Nightcrawler : un thriller prenant
En analysant Nightcrawler, nous évaluons les limites entre le pouvoir des institutions et l’exercice de la liberté des individus qui la composent. Il est intéressant d’analyser comment une pratique illimitée par des individus ou des institutions peut avoir des conséquences très négatives pour la société dans son ensemble.
Le thriller Nightcrawler de Dan Gilroy parle d’un homme solitaire, Lou Bloom, qui veut de l’argent et du pouvoir. Son quotidien consiste à errer la nuit pour ramasser des bricoles et commettre divers vols.
Alors que Lou conduit sur une autoroute, il est témoin d’un accident de la circulation. Apparaissent une ambulance ainsi qu’une équipe de caméra décrivant la scène. Lorsqu’ils finissent de tourner, ils racontent à quel point il est facile d’obtenir une commission pour le tournage de la scène la plus morbide. C’est alors que Lou Bloom, un brin insensible mais tout aussi asocial que Travis Bickle (Taxi Driver), y voit son opportunité en or grandir et de devenir l’entrepreneur dont il rêva toujours.
Il devient alors un vidéaste amateur qui utilise son œil et son courage pour créer une petite entreprise prospère, trompant, manipulant et exploitant tous ceux qui se dressent sur son chemin.
Nightcrawler est un film sur la façon dont les sociopathes sont capables de franchir de nombreuses lignes lorsque leurs intérêts sont en jeu. C’est une satire médiatique dans le style de Network et To Die For portant le slogan “si ça saigne, ça gagne”.
La liberté, c’est ça ?
Les systèmes démocratiques garantissent certaines libertés individuelles, telles que la liberté d’expression et d’information. Cependant, chaque liberté s’accompagne d’une responsabilité. Nightcrawler propose une réflexion sur les conséquences de l’utilisation perverse des médias, du fait que certains sont capables de les exploiter pour leur profit.

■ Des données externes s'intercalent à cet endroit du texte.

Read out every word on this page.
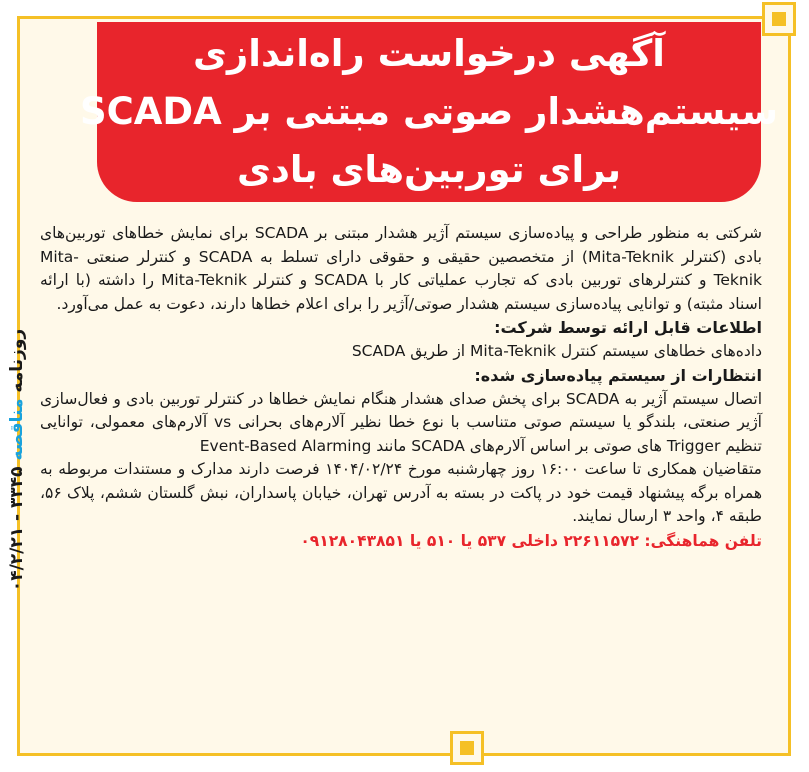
آگهی درخواست راه‌اندازی
سیستم‌هشدار صوتی مبتنی بر SCADA
برای توربین‌های بادی
روزنامه مناقصه ۳۳۴۵ - ۰۴/۲/۲۱

شرکتی به منظور طراحی و پیاده‌سازی سیستم آژیر هشدار مبتنی بر SCADA برای نمایش خطاهای توربین‌های بادی (کنترلر Mita-Teknik) از متخصصین حقیقی و حقوقی دارای تسلط به SCADA و کنترلر صنعتی Mita-Teknik و کنترلرهای توربین بادی که تجارب عملیاتی کار با SCADA و کنترلر Mita-Teknik را داشته (با ارائه اسناد مثبته) و توانایی پیاده‌سازی سیستم هشدار صوتی/آژیر را برای اعلام خطاها دارند، دعوت به عمل می‌آورد.

اطلاعات قابل ارائه توسط شرکت:

داده‌های خطاهای سیستم کنترل Mita-Teknik از طریق SCADA

انتظارات از سیستم پیاده‌سازی شده:

اتصال سیستم آژیر به SCADA برای پخش صدای هشدار هنگام نمایش خطاها در کنترلر توربین بادی و فعال‌سازی آژیر صنعتی، بلندگو یا سیستم صوتی متناسب با نوع خطا نظیر آلارم‌های بحرانی vs آلارم‌های معمولی، توانایی تنظیم Trigger های صوتی بر اساس آلارم‌های SCADA مانند Event-Based Alarming

متقاضیان همکاری تا ساعت ۱۶:۰۰ روز چهارشنبه مورخ ۱۴۰۴/۰۲/۲۴ فرصت دارند مدارک و مستندات مربوطه به همراه برگه پیشنهاد قیمت خود در پاکت در بسته به آدرس تهران، خیابان پاسداران، نبش گلستان ششم، پلاک ۵۶، طبقه ۴، واحد ۳ ارسال نمایند.

تلفن هماهنگی: ۲۲۶۱۱۵۷۲ داخلی ۵۳۷ یا ۵۱۰ یا ۰۹۱۲۸۰۴۳۸۵۱
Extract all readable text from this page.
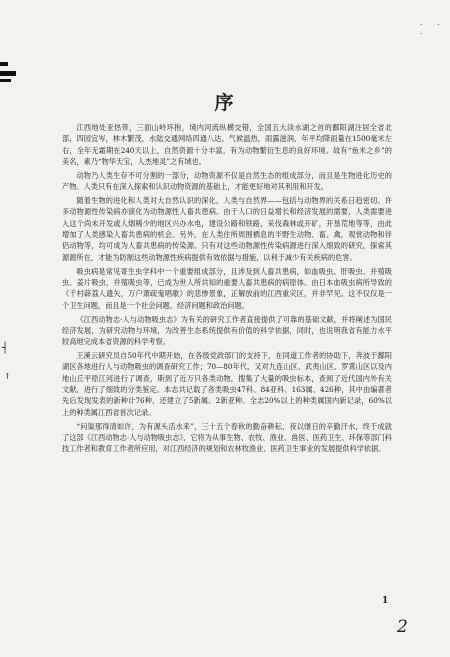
┤
↑
. . .
序

江西地处亚热带，三面山岭环抱，境内河流纵横交错，全国五大淡水湖之首的鄱阳湖注居全省北部，四园宜岑，林木繁茂，水陆交通网络四通八达。气候温热，雨露滋润，年平均降雨量在1500毫米左右，全年无霜期在240天以上，自然资源十分丰富，有为动物繁衍生息的良好环境。故有“鱼米之乡”的美名，素乃“物华天宝，人杰地灵”之有域也。

动物乃人类生存不可分割的一部分，动物资源不仅是自然生态的组成部分，而且是生物进化历史的产物。人类只有在深入探索和认识动物资源的基础上，才能更好地对其利用和开发。

随着生物的进化和人类对大自然认识的深化，人类与自然界——包括与动物界的关系日趋密切。许多动物源性传染病亦演化为动物源性人畜共患病。由于人口的日益增长和经济发展的需要，人类需要进入这个尚未开发或人烟稀少的地区兴办水电，建设公路和铁路，采伐森林或开矿，开垦荒地等等，由此增加了人类感染人畜共患病的机会。另外，在人类住所周围栖息的半野生动物、畜、禽，观赏动物和伴侣动物等，均可成为人畜共患病的传染源。只有对这些动物源性传染病源进行深入细致的研究，探索其源源所在，才能为防制这些动物源性疾病提供有效依据与措施，以利于减少有关疾病的危害。

吸虫病是常见寄生虫学科中一个重要组成部分，且涉及到人畜共患病，如血吸虫、肝吸虫、并殖吸虫、姜片吸虫，并殖吸虫等，已成为世人所共知的重要人畜共患病的病原体。由日本血吸虫病所导致的《千村薜荔人遗矢，万户萧疏鬼唱歌》的悲惨景象，正解放前的江西重灾区，并非罕见。这不仅仅是一个卫生问题，而且是一个社会问题、经济问题和政治问题。

《江西动物志·人与动物吸虫志》为有关的研究工作者直接提供了可靠的基础文献，并将阐述为国民经济发展，为研究动物与环境，为改善生态系统提供有价值的科学依据，同时，也说明我省有能力水平较高地完成本省资源的科学考察。

王溪云研究员自50年代中期开始，在各级党政部门的支持下，在同道工作者的协助下，奔波于鄱阳湖区各地进行人与动物吸虫的调查研究工作；70—80年代，又对九连山区、武夷山区、罗霄山区以及内地山丘平原江河进行了调查，斯到了近万只各类动物，搜集了大量的吸虫标本，查阅了近代国内外有关文献，进行了细致的分类鉴定。本志共记载了各类吸虫47科、84亚科、163属、426种，其中由编著者先后发现发表的新种计76种，还建立了5新属、2新亚种。全志20%以上的种类属国内新记录，60%以上的种类属江西省首次记录。

“问渠那得清如许，为有源头活水来”，三十五个春秋的勤奋耕耘，夜以继日的辛勤汗水，终于成就了这部《江西动物志·人与动物吸虫志》，它将为从事生物、农牧、渔业、兽医、医药卫生、环保等部门科技工作者和教育工作者所应用，对江西经济的规划和农林牧渔业、医药卫生事业的发展提供科学依据。

1
2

L’histoire d’un sociopathe auquel la grande consommation télévisuelle donne légitimité
Le mot anglais nightcrawler désigne la personne qui développe une grande partie de son activité professionnelle la nuit. Ce terme définit parfaitement le jeune Lou. Bloom est un homme apparemment courtois, au charme superficiel et sur-adapté aux différentes situations sociales qui se présentent. Lou est un produit de la société capitaliste la plus extrême d’aujourd’hui. Un modèle socio-économique qui favorise en quelque sorte son comportement sociopathe.
Bien qu’il n’ait pas reçu une éducation conventionnelle, il absorba toutes sortes de préceptes pseudo-philosophiques et de techniques d’entraide qui l’exhortent à entreprendre et à persévérer à tout prix jusqu’à ce qu’il réussisse.

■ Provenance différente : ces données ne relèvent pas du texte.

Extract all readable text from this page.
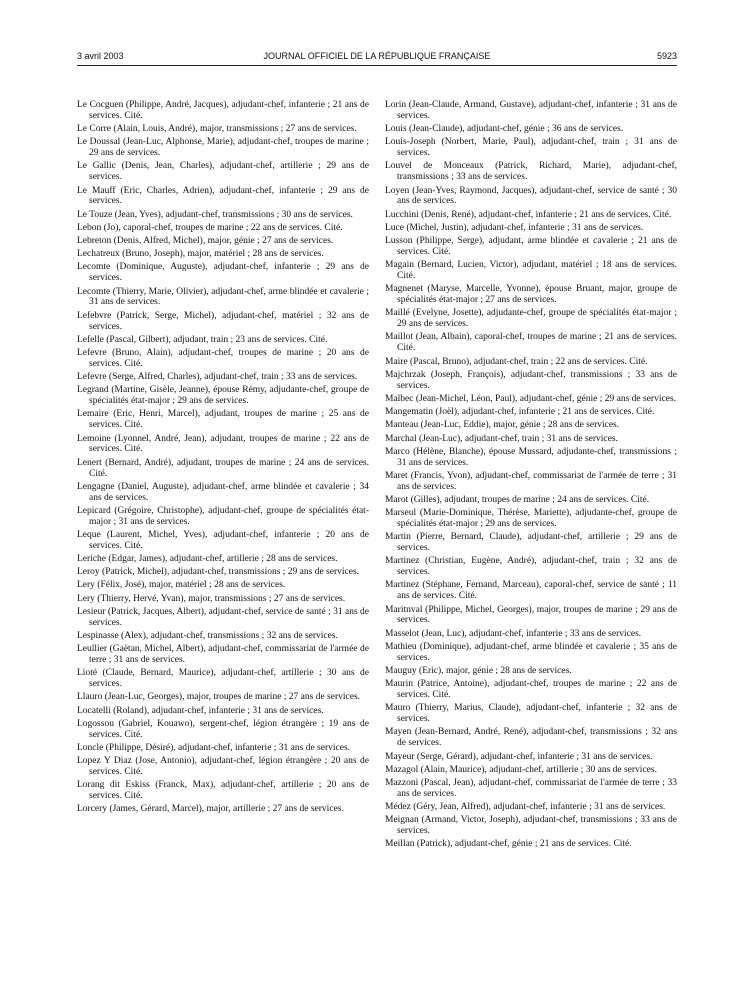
3 avril 2003	JOURNAL OFFICIEL DE LA RÉPUBLIQUE FRANÇAISE	5923

Le Cocguen (Philippe, André, Jacques), adjudant-chef, infanterie ; 21 ans de services. Cité.

Le Corre (Alain, Louis, André), major, transmissions ; 27 ans de services.

Le Doussal (Jean-Luc, Alphonse, Marie), adjudant-chef, troupes de marine ; 29 ans de services.

Le Gallic (Denis, Jean, Charles), adjudant-chef, artillerie ; 29 ans de services.

Le Mauff (Eric, Charles, Adrien), adjudant-chef, infanterie ; 29 ans de services.

Le Touze (Jean, Yves), adjudant-chef, transmissions ; 30 ans de services.

Lebon (Jo), caporal-chef, troupes de marine ; 22 ans de services. Cité.

Lebreton (Denis, Alfred, Michel), major, génie ; 27 ans de services.

Lechatreux (Bruno, Joseph), major, matériel ; 28 ans de services.

Lecomte (Dominique, Auguste), adjudant-chef, infanterie ; 29 ans de services.

Lecomte (Thierry, Marie, Olivier), adjudant-chef, arme blindée et cavalerie ; 31 ans de services.

Lefebvre (Patrick, Serge, Michel), adjudant-chef, matériel ; 32 ans de services.

Lefelle (Pascal, Gilbert), adjudant, train ; 23 ans de services. Cité.

Lefevre (Bruno, Alain), adjudant-chef, troupes de marine ; 20 ans de services. Cité.

Lefevre (Serge, Alfred, Charles), adjudant-chef, train ; 33 ans de services.

Legrand (Martine, Gisèle, Jeanne), épouse Rémy, adjudante-chef, groupe de spécialités état-major ; 29 ans de services.

Lemaire (Eric, Henri, Marcel), adjudant, troupes de marine ; 25 ans de services. Cité.

Lemoine (Lyonnel, André, Jean), adjudant, troupes de marine ; 22 ans de services. Cité.

Lenert (Bernard, André), adjudant, troupes de marine ; 24 ans de services. Cité.

Lengagne (Daniel, Auguste), adjudant-chef, arme blindée et cavalerie ; 34 ans de services.

Lepicard (Grégoire, Christophe), adjudant-chef, groupe de spécialités état-major ; 31 ans de services.

Leque (Laurent, Michel, Yves), adjudant-chef, infanterie ; 20 ans de services. Cité.

Leriche (Edgar, James), adjudant-chef, artillerie ; 28 ans de services.

Leroy (Patrick, Michel), adjudant-chef, transmissions ; 29 ans de services.

Lery (Félix, José), major, matériel ; 28 ans de services.

Lery (Thierry, Hervé, Yvan), major, transmissions ; 27 ans de services.

Lesieur (Patrick, Jacques, Albert), adjudant-chef, service de santé ; 31 ans de services.

Lespinasse (Alex), adjudant-chef, transmissions ; 32 ans de services.

Leullier (Gaëtan, Michel, Albert), adjudant-chef, commissariat de l'armée de terre ; 31 ans de services.

Lioté (Claude, Bernard, Maurice), adjudant-chef, artillerie ; 30 ans de services.

Llauro (Jean-Luc, Georges), major, troupes de marine ; 27 ans de services.

Locatelli (Roland), adjudant-chef, infanterie ; 31 ans de services.

Logossou (Gabriel, Kouawo), sergent-chef, légion étrangère ; 19 ans de services. Cité.

Loncle (Philippe, Désiré), adjudant-chef, infanterie ; 31 ans de services.

Lopez Y Diaz (Jose, Antonio), adjudant-chef, légion étrangère ; 20 ans de services. Cité.

Lorang dit Eskiss (Franck, Max), adjudant-chef, artillerie ; 20 ans de services. Cité.

Lorcery (James, Gérard, Marcel), major, artillerie ; 27 ans de services.

Lorin (Jean-Claude, Armand, Gustave), adjudant-chef, infanterie ; 31 ans de services.

Louis (Jean-Claude), adjudant-chef, génie ; 36 ans de services.

Louis-Joseph (Norbert, Marie, Paul), adjudant-chef, train ; 31 ans de services.

Louvel de Monceaux (Patrick, Richard, Marie), adjudant-chef, transmissions ; 33 ans de services.

Loyen (Jean-Yves, Raymond, Jacques), adjudant-chef, service de santé ; 30 ans de services.

Lucchini (Denis, René), adjudant-chef, infanterie ; 21 ans de services. Cité.

Luce (Michel, Justin), adjudant-chef, infanterie ; 31 ans de services.

Lusson (Philippe, Serge), adjudant, arme blindée et cavalerie ; 21 ans de services. Cité.

Magain (Bernard, Lucien, Victor), adjudant, matériel ; 18 ans de services. Cité.

Magnenet (Maryse, Marcelle, Yvonne), épouse Bruant, major, groupe de spécialités état-major ; 27 ans de services.

Maillé (Evelyne, Josette), adjudante-chef, groupe de spécialités état-major ; 29 ans de services.

Maillot (Jean, Albain), caporal-chef, troupes de marine ; 21 ans de services. Cité.

Maire (Pascal, Bruno), adjudant-chef, train ; 22 ans de services. Cité.

Majchrzak (Joseph, François), adjudant-chef, transmissions ; 33 ans de services.

Malbec (Jean-Michel, Léon, Paul), adjudant-chef, génie ; 29 ans de services.

Mangematin (Joël), adjudant-chef, infanterie ; 21 ans de services. Cité.

Manteau (Jean-Luc, Eddie), major, génie ; 28 ans de services.

Marchal (Jean-Luc), adjudant-chef, train ; 31 ans de services.

Marco (Hélène, Blanche), épouse Mussard, adjudante-chef, transmissions ; 31 ans de services.

Maret (Francis, Yvon), adjudant-chef, commissariat de l'armée de terre ; 31 ans de services.

Marot (Gilles), adjudant, troupes de marine ; 24 ans de services. Cité.

Marseul (Marie-Dominique, Thérèse, Mariette), adjudante-chef, groupe de spécialités état-major ; 29 ans de services.

Martin (Pierre, Bernard, Claude), adjudant-chef, artillerie ; 29 ans de services.

Martinez (Christian, Eugène, André), adjudant-chef, train ; 32 ans de services.

Martinez (Stéphane, Fernand, Marceau), caporal-chef, service de santé ; 11 ans de services. Cité.

Maritnval (Philippe, Michel, Georges), major, troupes de marine ; 29 ans de services.

Masselot (Jean, Luc), adjudant-chef, infanterie ; 33 ans de services.

Mathieu (Dominique), adjudant-chef, arme blindée et cavalerie ; 35 ans de services.

Mauguy (Eric), major, génie ; 28 ans de services.

Maurin (Patrice, Antoine), adjudant-chef, troupes de marine ; 22 ans de services. Cité.

Mauro (Thierry, Marius, Claude), adjudant-chef, infanterie ; 32 ans de services.

Mayen (Jean-Bernard, André, René), adjudant-chef, transmissions ; 32 ans de services.

Mayeur (Serge, Gérard), adjudant-chef, infanterie ; 31 ans de services.

Mazagol (Alain, Maurice), adjudant-chef, artillerie ; 30 ans de services.

Mazzoni (Pascal, Jean), adjudant-chef, commissariat de l'armée de terre ; 33 ans de services.

Médez (Géry, Jean, Alfred), adjudant-chef, infanterie ; 31 ans de services.

Meignan (Armand, Victor, Joseph), adjudant-chef, transmissions ; 33 ans de services.

Meillan (Patrick), adjudant-chef, génie ; 21 ans de services. Cité.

Cependant, ce qui rend Lou redoutable et dangereux n’est pas son comportement indiscipliné et incontrôlé. Il s’agit plutôt du fait que son succès professionnel renforce sa personnalité. Flattant ses pairs et poussant ses techniques de tournage morbides à la limite, Lou passe d’un oiseau de nuit pathétique à un homme d’affaires prospère.
Le film est une histoire inspirante pour les personnes qui cherchent à devenir milliardaires et pionnières dans le divertissement ou d’autres industries.

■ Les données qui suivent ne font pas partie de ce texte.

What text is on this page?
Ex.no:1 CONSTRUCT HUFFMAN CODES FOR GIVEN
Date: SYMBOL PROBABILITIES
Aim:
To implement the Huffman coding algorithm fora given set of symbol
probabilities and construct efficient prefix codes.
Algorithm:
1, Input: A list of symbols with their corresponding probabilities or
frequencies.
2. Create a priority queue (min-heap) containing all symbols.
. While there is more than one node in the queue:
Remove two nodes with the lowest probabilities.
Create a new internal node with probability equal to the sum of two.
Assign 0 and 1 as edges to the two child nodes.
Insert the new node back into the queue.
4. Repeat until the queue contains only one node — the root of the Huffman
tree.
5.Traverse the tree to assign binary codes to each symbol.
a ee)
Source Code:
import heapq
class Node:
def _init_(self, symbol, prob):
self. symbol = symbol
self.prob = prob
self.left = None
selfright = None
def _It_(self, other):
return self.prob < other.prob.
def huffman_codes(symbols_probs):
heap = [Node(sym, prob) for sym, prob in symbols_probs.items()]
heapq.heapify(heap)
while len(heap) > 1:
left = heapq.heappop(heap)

Combien de Lou Bloom avons-nous sur nos écrans ?
Bien que tout ce qui se passe dans Nightcrawler nous horrifie, le film se limite à nous parler de la passivité et de la parcimonie du travail derrière les caméras face aux nouvelles d’accidents et de meurtres.
On voit comment le journaliste moins sensationnaliste et avec un soupçon de pudeur personnelle verse automatiquement dans le sensationnel pour ne pas perdre la compétitivité de l’entreprise, entre images morbides, malveillantes et mensongères.
Cependant, chaque jour, en tant que public, nous consommons les nouvelles que Nightcrawler nous apporte le matin. Même sans nous réveiller, nous voyons des informations et des talk-shows sur des filles mortes ou des riches agressées par l’immigration prêts à tous nous tuer, donnant constamment des données et des images morbides et sensationnelles.
Avec des femmes vêtues pour des cocktails et des hommes en costume, on voit comment s’établit la doctrine morale, la fausse indignation et la frivolité la plus absolue lorsqu’il s’agit de traiter de toutes sortes de sujets. Vous pourriez passer des années à consommer ce type de contenu et ne pas apprendre un fait important ou significatif pour vos vies.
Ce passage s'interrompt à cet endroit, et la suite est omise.